Jacob broke out sometimes and said things that must have caused Margery uneasiness, had she not assumed their insignificance. What he spoke in rare fits of anger was always of the surface and unimportant to Margery, yet in another ear, if any had heard him, these speeches might have sounded ominous. Galled sometimes by thoughtlessness in his sons, or at an answer lacking in respect, he would roar harmlessly and even threaten. She had heard him say that, since Auna was the only one who cared a straw for his opinions, and valued his fatherhood in her, she should be the only one he should remember. But these things were summer thunder and lightning to his wife. Whatever his offspring might do, short of open wrong, would never influence Jacob. What was hidden she regarded, indeed, fearfully for its mystery; but that it would ever rise into injustice, folly, madness she denied. He was a man too forthright and fixed in honour and justice to wrong any fellow-creature.
And this she felt despite difference in religious opinion. She had never probed this matter, but was aware that Jacob did not share the convictions she had won in her home. He seldom went to church and seldom, indeed, discussed religion at all; but he never spoke of it without great respect and reverence before his children, though sometimes, to her, he allowed himself an expression that gave her pain.

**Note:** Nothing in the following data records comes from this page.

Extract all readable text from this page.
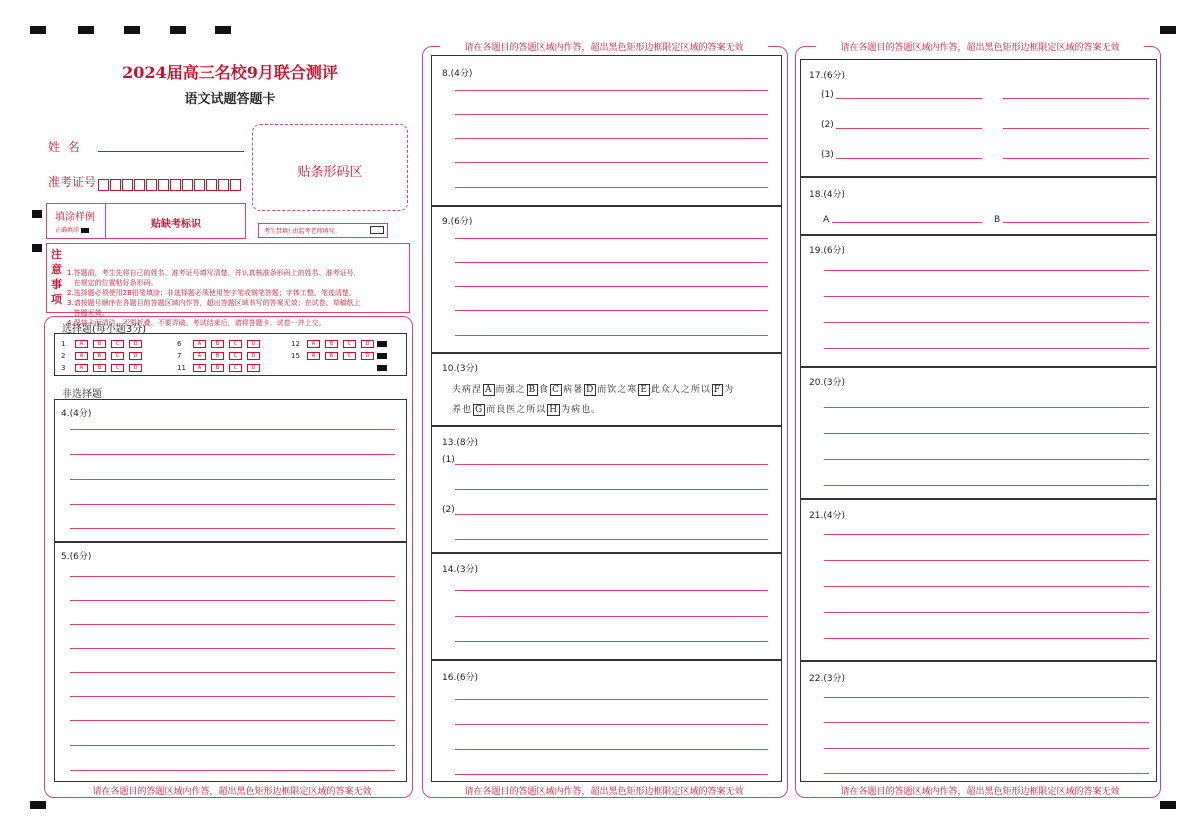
2024届高三名校9月联合测评
语文试题答题卡
姓  名
准考证号
贴条形码区
填涂样例
正确填涂
贴缺考标识
考生禁填! 由监考老师填写。
注
意
事
项

1.答题前，考生先将自己的姓名、准考证号填写清楚，并认真核准条形码上的姓名、准考证号，
在规定的位置粘好条形码。
2.选择题必须使用2B铅笔填涂；非选择题必须使用签字笔或钢笔答题；字体工整、笔迹清楚。
3.请按题号顺序在各题目的答题区域内作答，超出答题区域书写的答案无效；在试卷、草稿纸上
答题无效。
4.保持卡面清洁，不要折叠、不要弄破。考试结束后，请将答题卡、试卷一并上交。

选择题(每小题3分)
1	A	B	C	D
2	A	B	C	D
3	A	B	C	D
6	A	B	C	D
7	A	B	C	D
11 A	B	C	D
12 A	B	C	D
15 A	B	C	D
非选择题
4.(4分)
5.(6分)
请在各题目的答题区域内作答，超出黑色矩形边框限定区域的答案无效
请在各题目的答题区域内作答，超出黑色矩形边框限定区域的答案无效
请在各题目的答题区域内作答，超出黑色矩形边框限定区域的答案无效
8.(4分)
9.(6分)
10.(3分)
夫病涅 A 而强之 B 食 C 病暑 D 而饮之寒 E 此众人之所以 F 为
养也 G 而良医之所以 H 为病也。
13.(8分)
(1)
(2)
14.(3分)
16.(6分)
请在各题目的答题区域内作答，超出黑色矩形边框限定区域的答案无效
请在各题目的答题区域内作答，超出黑色矩形边框限定区域的答案无效
17.(6分)
(1)
(2)
(3)
18.(4分)
A	B
19.(6分)
20.(3分)
21.(4分)
22.(3分)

She did not doubt, however, that under his occasional contempt for her mother's religious practices, Jacob remained a good Christian at heart. Indeed he had never questioned the verities of Christian faith, or regarded himself as anything but a religious man. But his plain dealing and scrupulous honesty sprang from heredity and was an integral part of his nature. He felt no vital prompting to religious observance in public, and his dislike of crowds kept him from church-going save on very rare occasions. Margery knew that he prayed morning and evening, and had indeed reported the fact to her mother, who distrusted Jacob in this matter. For her son-in-law himself Mrs. Huxam did not trouble; but she was much concerned in the salvation of her grandchildren.
Margery wandered down the valley one afternoon when the leaves were falling and the river making riot after a great rain in mid-moor. She always liked these autumnal phases and loved to see the glassy billows of the water roll, as they rolled when she came so near drowning in her marriage year. She proceeded to meet Jacob, who would presently return from Brent, whither he had been to despatch some dogs by train; and now she fell in with Adam Winter, riding home on a pony over Shipley Bridge. She was glad to see him, counting him among her first friends, and he welcomed her and alighted.
"Haven't met this longful time," she said and shook hands. This they never did, but for once the fancy took her and he responded.
"Leaf falling again," replied Adam, "and the autumn rain upon us. A good year, however—middling hay and corn, good roots and good grazing."
"I'm glad then. Weather's nothing to us."
"It makes a difference to your feelings," he argued. "How's things?"
"All right. 'One day followeth another,' as the Book says. And they're all mighty alike at Red House. We don't change half so much as the river. Auna was rolling down like this when I went over the waterfall, and you got wet on my account."
"Sixteen year next month; I haven't forgotten."